29. De rechtbank ziet in de ontstane patstelling, waarbij eiser zich geruime tijd in bewaring bevindt op de Dublingrondslag, terwijl door de opschortende werking van de rechtsmiddelen geen maximumduur voor de inbewaringstelling geldt zolang geen uitspraak is gedaan en waardoor verweerder niet bevoegd is om uitvoering te geven aan het claimakkoord, aanleiding om tot opheffing van de maatregel over te gaan en eiser in vrijheid te stellen. De rechtbank acht gelet op de thans ontstane situatie de voortduring van de maatregel bij afweging van alle daarbij betrokken belangen in redelijkheid niet gerechtvaardigd.
30. De rechtbank heeft in de uitspraak van de rechtbank van 9 december 2022 overwogen dat niet aannemelijk is dat het hoger beroep niet binnen zes weken ná 21 november 2022 zal worden afgerond. De rechtbank stelt nu vast dat deze op zich zelf terechte veronderstelling onjuist is gebleken. De rechtbank zal, gelet op de uitspraak van 9 december 2022, bepalen dat de voortduring van de maatregel met ingang van 3 januari 2023, te weten zes weken ná 21 november 2022, onrechtmatig is (geweest). De termijn van zes weken volgt weliswaar niet uit de Dublinverordening als maximale bewaringstermijn in deze specifieke situatie, maar is wel door de rechtbank benoemd in haar overwegingen om op dat moment ten tijde van de eerdere rechtmatigheidsbeoordeling de maatregel rechtmatig te achten. De rechtbank overweegt hierbij tot slot dat uit het aanvullende ambtshalve rechtmatigheidsonderzoek van de voortduring van de maatregel niet blijkt van onrechtmatigheden in de te toetsen periode voorafgaand aan 3 januari 2022, zodat de voortduring tot 3 januari 2023 niet onrechtmatig is geweest.
31. Op grond van artikel 106 van de Vw 2000 kan de rechtbank indien zij de opheffing van de maatregel van bewaring beveelt aan eiser een schadevergoeding ten laste van de Staat toekennen. De rechtbank acht gronden aanwezig om een schadevergoeding toe te kennen voor de periode dat eiser in bewaring heeft verbleven van 3 januari 2023 tot en met de dag van invrijheidstelling op 13 januari 2023 en zal bepalen dat eiser aanspraak maakt op een bedrag van € 1.100,- (11 x € 100,- bij verblijf detentiecentrum).

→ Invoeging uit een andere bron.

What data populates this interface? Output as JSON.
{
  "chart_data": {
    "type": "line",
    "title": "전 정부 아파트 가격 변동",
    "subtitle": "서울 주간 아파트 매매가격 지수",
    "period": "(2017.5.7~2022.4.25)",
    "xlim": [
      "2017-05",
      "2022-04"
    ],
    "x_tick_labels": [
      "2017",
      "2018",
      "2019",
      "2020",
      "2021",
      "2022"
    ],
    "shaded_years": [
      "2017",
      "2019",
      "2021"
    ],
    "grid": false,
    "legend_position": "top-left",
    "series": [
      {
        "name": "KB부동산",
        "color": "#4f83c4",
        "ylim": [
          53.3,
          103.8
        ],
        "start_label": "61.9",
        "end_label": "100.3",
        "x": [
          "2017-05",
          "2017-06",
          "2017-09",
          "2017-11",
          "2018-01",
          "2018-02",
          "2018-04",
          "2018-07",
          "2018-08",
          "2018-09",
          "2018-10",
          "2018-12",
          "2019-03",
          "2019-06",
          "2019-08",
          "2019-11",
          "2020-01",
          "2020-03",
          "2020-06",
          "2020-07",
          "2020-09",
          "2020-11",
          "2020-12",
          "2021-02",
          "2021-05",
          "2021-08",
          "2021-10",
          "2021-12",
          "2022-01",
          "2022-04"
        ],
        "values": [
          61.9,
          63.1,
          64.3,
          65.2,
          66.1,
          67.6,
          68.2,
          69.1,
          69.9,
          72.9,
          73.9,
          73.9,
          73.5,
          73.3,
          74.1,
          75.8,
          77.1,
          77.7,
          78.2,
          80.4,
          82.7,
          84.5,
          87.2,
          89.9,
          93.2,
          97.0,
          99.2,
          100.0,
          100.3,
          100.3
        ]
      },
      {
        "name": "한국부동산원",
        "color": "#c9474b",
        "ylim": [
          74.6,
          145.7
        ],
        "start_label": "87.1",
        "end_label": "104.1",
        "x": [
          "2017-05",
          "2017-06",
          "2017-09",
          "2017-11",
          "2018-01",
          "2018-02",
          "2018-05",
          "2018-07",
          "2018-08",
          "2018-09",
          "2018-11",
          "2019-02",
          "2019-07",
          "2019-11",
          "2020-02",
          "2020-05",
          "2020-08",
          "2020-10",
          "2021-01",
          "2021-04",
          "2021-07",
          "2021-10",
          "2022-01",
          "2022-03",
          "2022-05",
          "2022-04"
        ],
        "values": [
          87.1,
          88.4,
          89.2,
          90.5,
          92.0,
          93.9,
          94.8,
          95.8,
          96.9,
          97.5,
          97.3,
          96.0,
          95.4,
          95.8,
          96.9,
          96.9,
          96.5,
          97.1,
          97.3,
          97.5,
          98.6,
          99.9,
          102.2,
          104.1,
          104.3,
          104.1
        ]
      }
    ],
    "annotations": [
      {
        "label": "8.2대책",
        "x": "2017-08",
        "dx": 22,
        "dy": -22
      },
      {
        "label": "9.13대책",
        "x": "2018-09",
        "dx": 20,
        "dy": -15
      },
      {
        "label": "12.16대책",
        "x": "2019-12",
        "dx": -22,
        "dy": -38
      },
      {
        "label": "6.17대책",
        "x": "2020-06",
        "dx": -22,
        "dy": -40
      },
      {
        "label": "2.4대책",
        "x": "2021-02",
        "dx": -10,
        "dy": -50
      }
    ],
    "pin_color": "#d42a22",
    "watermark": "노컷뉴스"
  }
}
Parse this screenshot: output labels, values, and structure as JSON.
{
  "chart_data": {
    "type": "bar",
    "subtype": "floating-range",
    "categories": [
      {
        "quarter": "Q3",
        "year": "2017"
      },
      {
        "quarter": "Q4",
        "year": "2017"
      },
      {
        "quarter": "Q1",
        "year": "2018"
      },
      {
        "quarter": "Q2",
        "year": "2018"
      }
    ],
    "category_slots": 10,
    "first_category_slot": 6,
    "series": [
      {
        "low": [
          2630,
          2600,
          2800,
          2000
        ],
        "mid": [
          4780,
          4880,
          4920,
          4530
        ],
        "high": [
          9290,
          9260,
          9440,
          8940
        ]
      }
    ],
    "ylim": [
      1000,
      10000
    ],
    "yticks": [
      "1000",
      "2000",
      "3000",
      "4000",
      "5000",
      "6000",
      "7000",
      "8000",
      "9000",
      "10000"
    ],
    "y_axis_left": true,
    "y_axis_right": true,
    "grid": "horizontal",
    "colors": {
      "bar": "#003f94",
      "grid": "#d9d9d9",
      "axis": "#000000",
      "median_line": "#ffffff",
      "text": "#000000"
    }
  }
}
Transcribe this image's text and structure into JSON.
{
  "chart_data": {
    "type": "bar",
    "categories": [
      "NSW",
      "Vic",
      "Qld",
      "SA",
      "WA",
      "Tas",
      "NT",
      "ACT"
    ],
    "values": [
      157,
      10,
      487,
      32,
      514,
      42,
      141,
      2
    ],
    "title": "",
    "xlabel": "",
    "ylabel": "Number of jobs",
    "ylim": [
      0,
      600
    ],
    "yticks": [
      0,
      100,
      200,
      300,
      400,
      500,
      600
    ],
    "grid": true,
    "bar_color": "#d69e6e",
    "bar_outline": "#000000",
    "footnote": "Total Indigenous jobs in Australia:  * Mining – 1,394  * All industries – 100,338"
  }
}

32. De rechtbank ziet gelet op de gegrondverklaring van het beroep aanleiding voor een proceskostenveroordeling. Deze kosten stelt de rechtbank op grond van het Besluit proceskosten bestuursrecht van de door een derde beroepsmatig verleende rechtsbijstand vast op € 837,00 (1 punt voor het indienen van het beroep, met een waarde per punt van
€ 837,00 en een wegingsfactor 1).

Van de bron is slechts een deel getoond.